Старуха отложила вязание; кряхтя, поднялась из кресла и шаркающей походкой направилась в маленькую прихожую.
— Чего топчешься? ступай на кухню, шчас приду! — крикнула она.
…Спина сегодня с утра напрочь позабыла о том, что способна разгибаться. Тяжело дыша, старуха еле-еле сползла с кровати и решила, что можно сделать себе выходной день; вернее, как раз не выходной, а наоборот — и никуда не выходила. За цигарками она съездит завтра.
До обеда сидела в кресле и вязала. (Нитки нынче стоят недешево, но она приспособилась распускать связанное и начинать все сначала. Старухи, торговавшие, как и она, цигарками, говорили, что выгоднее будет вязать и продавать теплые вещи, варежки, например; но она отказалась. «Дура,» — решили торговки). Хотелось есть, но из двух зол — голода и боли в спине — старуха выбрала первое.

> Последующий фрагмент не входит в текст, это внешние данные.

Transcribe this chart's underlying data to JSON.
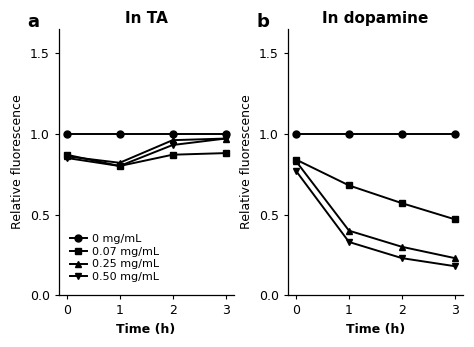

«А теперь прышел — ползи. Поем зато».
Она дошаркала до кухни, недобро зыркнула на гостя и потянулась за кастрюлькой, чтобы сварить себе каши.
— Спина? — с участием спросил скелет.
Старуха насупленно промолчала.
2
Она торговала цигарки — было это февраля двадцатого. Ветер сыпал снежные зерна за воротник и в открытый чемодан. Сигаретные пачки даже под целлофаном намокали, теряли свою форму. «Завтра придется вклеить новые».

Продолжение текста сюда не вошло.